Le décret d’abolition révèle la grande peur des révoltes d’esclaves: s’il ne s’appliquait pas, « il pourrait en résulter dans les colonies les plus déplorables désordres », est-il écrit dans le préambule. Surtout, il fixe le principe de l’indemnisation des colons. Une loi de 1849 leur accordera une rente de 120 millions et une somme de 6 millions en numéraires. Les anciens esclaves n’avaient, eux, aucune indemnisation, ni aucune terre ! Ce décret reconnaissait donc que le droit de propriété d’un homme sur un autre, désormais supprimé, avait été légitime auparavant puisqu’il donnait aux colons une juste indemnité.

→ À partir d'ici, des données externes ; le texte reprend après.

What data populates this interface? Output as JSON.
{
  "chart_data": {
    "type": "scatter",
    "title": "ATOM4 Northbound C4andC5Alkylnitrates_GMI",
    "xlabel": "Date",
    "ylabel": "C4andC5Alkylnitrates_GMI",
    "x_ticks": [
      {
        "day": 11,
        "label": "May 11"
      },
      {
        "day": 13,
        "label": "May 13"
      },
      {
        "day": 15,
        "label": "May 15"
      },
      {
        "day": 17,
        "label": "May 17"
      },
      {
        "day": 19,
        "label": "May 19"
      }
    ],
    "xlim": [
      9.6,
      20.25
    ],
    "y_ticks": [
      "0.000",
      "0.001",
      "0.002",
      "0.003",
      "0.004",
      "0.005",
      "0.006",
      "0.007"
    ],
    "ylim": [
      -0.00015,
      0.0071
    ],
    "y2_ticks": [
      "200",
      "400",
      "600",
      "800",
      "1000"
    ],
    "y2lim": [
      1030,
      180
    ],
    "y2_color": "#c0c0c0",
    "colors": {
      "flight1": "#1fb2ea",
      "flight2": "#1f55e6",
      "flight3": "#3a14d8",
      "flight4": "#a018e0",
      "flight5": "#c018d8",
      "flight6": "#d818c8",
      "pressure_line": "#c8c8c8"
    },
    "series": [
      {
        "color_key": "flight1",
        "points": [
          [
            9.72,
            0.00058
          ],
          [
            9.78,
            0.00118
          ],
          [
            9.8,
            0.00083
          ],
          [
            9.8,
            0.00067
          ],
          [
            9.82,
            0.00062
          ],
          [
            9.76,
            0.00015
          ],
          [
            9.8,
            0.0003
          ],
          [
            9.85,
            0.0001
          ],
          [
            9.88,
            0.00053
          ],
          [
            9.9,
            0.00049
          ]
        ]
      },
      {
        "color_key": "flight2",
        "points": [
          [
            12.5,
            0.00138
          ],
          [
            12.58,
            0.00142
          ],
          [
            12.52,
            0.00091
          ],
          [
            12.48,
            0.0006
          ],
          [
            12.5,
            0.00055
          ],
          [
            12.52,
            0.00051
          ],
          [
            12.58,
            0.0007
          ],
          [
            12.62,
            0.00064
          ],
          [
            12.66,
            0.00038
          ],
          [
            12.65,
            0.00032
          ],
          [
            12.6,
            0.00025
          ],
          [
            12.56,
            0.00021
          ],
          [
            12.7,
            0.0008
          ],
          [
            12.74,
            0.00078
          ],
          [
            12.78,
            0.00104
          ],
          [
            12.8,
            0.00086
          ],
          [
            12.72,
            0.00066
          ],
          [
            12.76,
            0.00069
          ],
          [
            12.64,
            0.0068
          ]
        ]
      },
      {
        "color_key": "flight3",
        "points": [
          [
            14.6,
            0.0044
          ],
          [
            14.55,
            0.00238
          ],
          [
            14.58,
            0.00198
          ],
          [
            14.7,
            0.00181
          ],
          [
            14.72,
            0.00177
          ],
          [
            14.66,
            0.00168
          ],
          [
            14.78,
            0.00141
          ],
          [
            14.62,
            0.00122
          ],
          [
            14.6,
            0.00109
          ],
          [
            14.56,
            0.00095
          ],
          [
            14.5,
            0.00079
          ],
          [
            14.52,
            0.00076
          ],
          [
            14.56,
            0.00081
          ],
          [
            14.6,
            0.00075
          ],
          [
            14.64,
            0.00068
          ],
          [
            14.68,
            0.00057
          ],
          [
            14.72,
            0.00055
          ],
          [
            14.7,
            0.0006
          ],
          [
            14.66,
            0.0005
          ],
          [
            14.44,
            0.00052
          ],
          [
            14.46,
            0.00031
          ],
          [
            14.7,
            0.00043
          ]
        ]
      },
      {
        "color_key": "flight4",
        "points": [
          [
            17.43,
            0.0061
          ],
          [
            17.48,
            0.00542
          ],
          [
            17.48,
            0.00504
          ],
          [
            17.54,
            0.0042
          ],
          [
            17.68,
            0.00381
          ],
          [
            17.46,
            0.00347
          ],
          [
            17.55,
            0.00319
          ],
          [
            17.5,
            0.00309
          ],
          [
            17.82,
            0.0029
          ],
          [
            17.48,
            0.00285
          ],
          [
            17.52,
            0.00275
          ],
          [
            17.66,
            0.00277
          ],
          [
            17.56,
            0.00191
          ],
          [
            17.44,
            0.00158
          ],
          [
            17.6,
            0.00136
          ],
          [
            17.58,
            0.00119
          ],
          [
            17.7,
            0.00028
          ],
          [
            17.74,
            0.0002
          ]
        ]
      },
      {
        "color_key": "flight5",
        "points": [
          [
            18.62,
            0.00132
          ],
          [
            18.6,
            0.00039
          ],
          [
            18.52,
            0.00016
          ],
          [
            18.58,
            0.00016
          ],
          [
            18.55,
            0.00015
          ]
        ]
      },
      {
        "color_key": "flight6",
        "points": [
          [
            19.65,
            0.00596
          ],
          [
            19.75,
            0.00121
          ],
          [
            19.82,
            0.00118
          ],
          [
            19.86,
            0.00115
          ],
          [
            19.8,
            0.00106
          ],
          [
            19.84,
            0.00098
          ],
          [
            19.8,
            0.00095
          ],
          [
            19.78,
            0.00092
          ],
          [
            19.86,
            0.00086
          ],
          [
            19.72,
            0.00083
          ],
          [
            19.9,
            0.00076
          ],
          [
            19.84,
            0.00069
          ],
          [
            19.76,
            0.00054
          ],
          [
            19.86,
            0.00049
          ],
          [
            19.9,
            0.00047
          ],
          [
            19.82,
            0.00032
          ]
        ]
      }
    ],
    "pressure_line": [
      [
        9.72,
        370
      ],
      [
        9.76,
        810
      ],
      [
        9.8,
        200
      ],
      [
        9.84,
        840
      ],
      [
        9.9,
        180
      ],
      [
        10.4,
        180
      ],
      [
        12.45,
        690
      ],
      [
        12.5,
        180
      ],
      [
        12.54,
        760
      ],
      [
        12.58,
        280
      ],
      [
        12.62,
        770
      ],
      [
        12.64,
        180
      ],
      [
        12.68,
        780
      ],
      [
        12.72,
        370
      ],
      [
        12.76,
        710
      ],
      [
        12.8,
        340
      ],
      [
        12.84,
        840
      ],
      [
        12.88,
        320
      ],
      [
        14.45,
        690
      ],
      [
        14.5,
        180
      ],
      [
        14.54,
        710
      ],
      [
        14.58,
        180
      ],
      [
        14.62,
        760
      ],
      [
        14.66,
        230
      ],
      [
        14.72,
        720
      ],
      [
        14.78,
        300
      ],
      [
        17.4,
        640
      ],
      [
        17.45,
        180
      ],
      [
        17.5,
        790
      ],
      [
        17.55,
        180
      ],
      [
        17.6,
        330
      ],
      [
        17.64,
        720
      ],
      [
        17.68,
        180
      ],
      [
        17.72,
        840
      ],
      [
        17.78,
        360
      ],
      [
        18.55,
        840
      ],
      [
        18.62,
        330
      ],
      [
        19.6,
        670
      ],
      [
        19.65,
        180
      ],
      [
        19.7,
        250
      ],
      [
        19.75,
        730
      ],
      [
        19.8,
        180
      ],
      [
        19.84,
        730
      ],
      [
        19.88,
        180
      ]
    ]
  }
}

Ces mêmes républicains qui abolissent l’esclavage sont déjà engagés dans une politique de colonisation violente en Afrique et en Asie, qu’ils justifieront au nom de la prétention d’apporter les droits de l’homme et les valeurs civilisatrices de la révolution française aux peuples « arriérés ». La nouvelle idéologie dominante saura recycler les vieux préjugés racistes issus de 300 ans esclavagistes, pour justifier l’extension coloniale capitaliste sur tous les continents, piller leurs ressources et exploiter leur main d’œuvre. Mais la lutte des esclaves pour leur libération aura jeté les bases du mouvement ultérieur d’émancipation du colonialisme. Elle est loin d’être terminée, y compris sur le terrain idéologique, quand on voit les Sarkozy et consorts oser encore inscrire dans la loi les « aspects positifs de la colonisation ».